CALANO LE VENDITE ANCHE IN ITALIA

Questo scenario potrebbe verificarsi anche da noi? Alcuni segnali dicono di sì: secondo l’ultimo preconsuntivo della società specializzata Nomisma, ad esempio, nel secondo semestre le vendite di abitazioni in Italia registreranno un calo dell’8,9% rispetto ai primi sei mesi dell’anno. Nella seconda metà del 2022 i prezzi sono previsti in aumento dello 0,5% dopo il +2,3% registrato nei primi sei mesi. Lo studio, dunque, evidenzia una “chiusura della fase di crescita post pandemica e l’avvio di una nuova fase di arretramento conseguente all’impennata dei prezzi”.

MILANO E ROMA, PREZZI IN ASCESA

In alcune città, come Milano e in parte Roma, comprare casa è già diventato un sogno impossibile: se nella capitale per permettersi un trilocale (superficie media di 90 mq) occorre guadagnare circa 3.300 euro netti al mese, a Milano chi guadagna più o meno la stessa cifra si deve accontentare di un bilocale (in media 60 mq).

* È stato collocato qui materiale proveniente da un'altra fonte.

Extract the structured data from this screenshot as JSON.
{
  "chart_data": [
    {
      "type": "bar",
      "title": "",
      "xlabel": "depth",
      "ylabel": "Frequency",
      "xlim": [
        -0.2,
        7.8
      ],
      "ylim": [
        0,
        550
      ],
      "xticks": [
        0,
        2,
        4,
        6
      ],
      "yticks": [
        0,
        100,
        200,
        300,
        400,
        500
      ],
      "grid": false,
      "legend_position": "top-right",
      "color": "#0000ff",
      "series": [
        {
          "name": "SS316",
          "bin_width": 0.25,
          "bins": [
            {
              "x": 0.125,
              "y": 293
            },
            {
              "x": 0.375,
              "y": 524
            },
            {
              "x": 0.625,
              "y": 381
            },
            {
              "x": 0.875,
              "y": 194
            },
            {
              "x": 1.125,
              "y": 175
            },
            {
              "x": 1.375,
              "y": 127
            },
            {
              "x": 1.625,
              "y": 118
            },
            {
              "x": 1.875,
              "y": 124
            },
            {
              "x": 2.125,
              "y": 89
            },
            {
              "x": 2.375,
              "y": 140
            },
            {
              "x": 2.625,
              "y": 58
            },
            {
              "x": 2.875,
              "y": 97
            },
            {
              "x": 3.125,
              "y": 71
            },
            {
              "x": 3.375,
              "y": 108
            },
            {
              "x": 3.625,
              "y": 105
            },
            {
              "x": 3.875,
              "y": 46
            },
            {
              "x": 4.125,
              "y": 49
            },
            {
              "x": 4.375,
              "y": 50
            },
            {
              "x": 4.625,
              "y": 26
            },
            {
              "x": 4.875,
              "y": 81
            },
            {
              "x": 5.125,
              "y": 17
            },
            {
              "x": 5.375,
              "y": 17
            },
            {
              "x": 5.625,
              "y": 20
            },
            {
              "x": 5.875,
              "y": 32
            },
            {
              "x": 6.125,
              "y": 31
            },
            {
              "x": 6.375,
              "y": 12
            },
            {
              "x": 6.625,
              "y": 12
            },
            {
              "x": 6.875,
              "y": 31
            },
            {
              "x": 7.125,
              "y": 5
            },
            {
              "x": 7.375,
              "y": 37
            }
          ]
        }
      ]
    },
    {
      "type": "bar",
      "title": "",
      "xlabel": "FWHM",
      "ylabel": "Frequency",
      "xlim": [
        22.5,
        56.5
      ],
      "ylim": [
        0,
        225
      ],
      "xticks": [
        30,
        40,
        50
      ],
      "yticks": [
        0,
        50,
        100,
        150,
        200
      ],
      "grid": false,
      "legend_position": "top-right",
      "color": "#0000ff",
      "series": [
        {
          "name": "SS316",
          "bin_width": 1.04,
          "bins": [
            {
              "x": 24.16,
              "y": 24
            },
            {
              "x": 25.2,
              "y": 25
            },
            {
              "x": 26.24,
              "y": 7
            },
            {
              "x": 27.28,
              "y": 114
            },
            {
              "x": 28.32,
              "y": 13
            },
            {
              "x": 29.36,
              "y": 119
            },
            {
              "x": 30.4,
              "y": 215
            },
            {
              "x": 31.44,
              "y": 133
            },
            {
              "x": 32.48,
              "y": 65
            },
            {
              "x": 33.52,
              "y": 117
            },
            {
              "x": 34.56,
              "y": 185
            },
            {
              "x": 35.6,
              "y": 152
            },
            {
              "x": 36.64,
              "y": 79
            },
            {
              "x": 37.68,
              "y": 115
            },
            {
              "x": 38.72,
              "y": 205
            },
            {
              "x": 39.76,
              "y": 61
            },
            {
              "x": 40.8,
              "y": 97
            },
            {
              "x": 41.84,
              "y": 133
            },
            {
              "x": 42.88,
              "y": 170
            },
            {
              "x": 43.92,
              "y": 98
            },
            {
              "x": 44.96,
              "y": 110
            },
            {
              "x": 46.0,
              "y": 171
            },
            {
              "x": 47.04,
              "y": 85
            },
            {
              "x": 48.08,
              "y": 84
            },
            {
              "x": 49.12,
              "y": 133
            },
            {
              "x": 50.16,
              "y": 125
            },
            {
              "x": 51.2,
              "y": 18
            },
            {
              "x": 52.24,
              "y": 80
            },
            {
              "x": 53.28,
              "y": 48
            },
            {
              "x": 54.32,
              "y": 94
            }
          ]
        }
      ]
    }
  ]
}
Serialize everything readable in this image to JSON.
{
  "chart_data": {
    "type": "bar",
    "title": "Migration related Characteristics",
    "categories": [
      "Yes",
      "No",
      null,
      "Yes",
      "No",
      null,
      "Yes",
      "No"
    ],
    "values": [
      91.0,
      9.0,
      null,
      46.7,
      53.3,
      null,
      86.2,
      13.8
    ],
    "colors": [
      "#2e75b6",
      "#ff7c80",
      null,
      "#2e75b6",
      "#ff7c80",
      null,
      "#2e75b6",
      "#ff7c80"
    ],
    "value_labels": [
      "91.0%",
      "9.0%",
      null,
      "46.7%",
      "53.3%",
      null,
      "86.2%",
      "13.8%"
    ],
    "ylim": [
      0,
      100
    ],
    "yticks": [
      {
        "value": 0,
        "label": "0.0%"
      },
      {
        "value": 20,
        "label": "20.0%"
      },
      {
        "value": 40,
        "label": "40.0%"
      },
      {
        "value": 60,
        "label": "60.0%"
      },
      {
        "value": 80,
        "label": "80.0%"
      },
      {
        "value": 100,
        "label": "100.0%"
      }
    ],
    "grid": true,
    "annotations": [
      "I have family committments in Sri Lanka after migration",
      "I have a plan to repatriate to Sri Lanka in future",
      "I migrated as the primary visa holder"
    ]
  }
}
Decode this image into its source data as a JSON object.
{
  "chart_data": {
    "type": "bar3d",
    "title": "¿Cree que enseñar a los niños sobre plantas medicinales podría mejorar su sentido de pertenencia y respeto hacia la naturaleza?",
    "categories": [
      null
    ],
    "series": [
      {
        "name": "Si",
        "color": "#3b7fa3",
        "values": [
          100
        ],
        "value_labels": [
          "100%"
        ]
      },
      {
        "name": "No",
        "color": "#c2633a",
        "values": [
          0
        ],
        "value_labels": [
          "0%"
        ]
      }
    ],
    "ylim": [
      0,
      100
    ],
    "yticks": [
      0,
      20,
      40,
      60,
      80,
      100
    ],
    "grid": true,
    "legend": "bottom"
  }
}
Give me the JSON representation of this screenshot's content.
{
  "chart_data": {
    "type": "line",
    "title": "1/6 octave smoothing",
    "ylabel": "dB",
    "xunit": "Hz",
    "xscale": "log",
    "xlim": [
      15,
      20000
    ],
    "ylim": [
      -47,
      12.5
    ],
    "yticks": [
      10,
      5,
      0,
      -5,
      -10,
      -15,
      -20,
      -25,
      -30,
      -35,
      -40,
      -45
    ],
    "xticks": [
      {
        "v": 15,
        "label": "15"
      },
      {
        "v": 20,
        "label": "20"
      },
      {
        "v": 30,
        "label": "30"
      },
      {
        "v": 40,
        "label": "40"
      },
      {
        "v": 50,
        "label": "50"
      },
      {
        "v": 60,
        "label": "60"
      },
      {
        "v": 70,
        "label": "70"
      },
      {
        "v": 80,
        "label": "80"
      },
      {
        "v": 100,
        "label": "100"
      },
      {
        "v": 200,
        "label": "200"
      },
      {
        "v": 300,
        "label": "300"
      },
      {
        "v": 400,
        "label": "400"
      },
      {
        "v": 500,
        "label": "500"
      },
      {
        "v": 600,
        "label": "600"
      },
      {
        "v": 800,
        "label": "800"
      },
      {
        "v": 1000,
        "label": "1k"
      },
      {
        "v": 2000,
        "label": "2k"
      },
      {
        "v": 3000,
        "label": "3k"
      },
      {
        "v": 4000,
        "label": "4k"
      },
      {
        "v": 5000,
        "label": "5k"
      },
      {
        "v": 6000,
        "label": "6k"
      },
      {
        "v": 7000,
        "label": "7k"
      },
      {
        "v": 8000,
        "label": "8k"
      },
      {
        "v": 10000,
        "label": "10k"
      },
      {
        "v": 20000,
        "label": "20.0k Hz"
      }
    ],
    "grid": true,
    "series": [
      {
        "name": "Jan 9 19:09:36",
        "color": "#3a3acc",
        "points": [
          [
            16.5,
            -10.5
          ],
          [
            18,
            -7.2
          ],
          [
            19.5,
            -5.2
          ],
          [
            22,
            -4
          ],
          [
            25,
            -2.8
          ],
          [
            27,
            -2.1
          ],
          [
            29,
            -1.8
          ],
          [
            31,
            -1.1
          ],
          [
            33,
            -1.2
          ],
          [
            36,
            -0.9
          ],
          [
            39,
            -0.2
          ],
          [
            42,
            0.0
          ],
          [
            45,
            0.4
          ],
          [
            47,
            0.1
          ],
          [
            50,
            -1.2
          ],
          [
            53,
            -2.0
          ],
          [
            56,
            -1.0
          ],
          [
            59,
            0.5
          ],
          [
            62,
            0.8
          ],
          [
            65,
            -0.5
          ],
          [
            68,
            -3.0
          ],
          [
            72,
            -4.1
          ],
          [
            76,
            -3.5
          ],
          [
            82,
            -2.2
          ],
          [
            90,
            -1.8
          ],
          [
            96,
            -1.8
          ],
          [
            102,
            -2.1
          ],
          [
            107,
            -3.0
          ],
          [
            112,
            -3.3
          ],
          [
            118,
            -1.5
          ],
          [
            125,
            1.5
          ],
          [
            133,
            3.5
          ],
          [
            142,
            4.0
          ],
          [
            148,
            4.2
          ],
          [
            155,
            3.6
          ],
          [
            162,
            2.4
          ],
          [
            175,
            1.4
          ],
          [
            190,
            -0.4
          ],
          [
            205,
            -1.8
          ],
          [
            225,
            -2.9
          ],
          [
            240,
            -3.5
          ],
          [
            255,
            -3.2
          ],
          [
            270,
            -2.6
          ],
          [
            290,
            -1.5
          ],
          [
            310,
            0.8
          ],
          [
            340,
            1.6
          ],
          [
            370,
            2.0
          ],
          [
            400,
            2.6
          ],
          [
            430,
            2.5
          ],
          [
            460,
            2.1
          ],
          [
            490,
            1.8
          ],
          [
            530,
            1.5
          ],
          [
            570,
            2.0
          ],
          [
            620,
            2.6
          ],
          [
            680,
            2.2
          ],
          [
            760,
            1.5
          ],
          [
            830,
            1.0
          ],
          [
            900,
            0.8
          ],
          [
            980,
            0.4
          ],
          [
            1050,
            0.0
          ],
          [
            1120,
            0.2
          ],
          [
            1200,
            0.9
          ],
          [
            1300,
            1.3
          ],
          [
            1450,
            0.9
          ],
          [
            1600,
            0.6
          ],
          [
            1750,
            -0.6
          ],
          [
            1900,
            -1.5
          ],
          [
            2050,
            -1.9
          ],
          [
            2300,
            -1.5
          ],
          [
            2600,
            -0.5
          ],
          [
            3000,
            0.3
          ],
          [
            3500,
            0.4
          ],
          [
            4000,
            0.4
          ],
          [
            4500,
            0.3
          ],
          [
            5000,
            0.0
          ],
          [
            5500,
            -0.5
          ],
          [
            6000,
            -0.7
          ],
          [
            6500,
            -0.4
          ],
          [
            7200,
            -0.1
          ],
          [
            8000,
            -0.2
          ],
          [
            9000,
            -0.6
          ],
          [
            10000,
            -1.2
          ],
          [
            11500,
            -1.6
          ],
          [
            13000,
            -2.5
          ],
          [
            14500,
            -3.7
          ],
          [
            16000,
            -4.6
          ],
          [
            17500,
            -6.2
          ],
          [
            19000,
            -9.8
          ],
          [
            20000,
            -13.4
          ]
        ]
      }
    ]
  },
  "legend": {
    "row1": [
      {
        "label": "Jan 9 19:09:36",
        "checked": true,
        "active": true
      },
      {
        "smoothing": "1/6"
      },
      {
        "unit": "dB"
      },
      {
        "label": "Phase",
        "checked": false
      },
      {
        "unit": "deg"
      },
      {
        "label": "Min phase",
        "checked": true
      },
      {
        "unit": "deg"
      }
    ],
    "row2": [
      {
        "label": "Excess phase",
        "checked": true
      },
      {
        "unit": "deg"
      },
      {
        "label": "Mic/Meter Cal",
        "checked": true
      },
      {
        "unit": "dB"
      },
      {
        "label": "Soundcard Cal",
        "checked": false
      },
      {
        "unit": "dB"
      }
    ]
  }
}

Nel capoluogo lombardo il reddito netto mensile necessario per comprare un trilocale supera i 5.500 euro, ben al di sopra di quello dei potenziali acquirenti. Tuttavia, nel Vecchio continente i legami tra mercato immobiliare e mercati finanziari sono meno forti che negli Stati Uniti, e le banche sono ancora più caute quando si tratta di concedere mutui: per questo forse in Europa non vedremo lo stesso tracollo a cui rischia di andare incontro l’immobiliare Usa.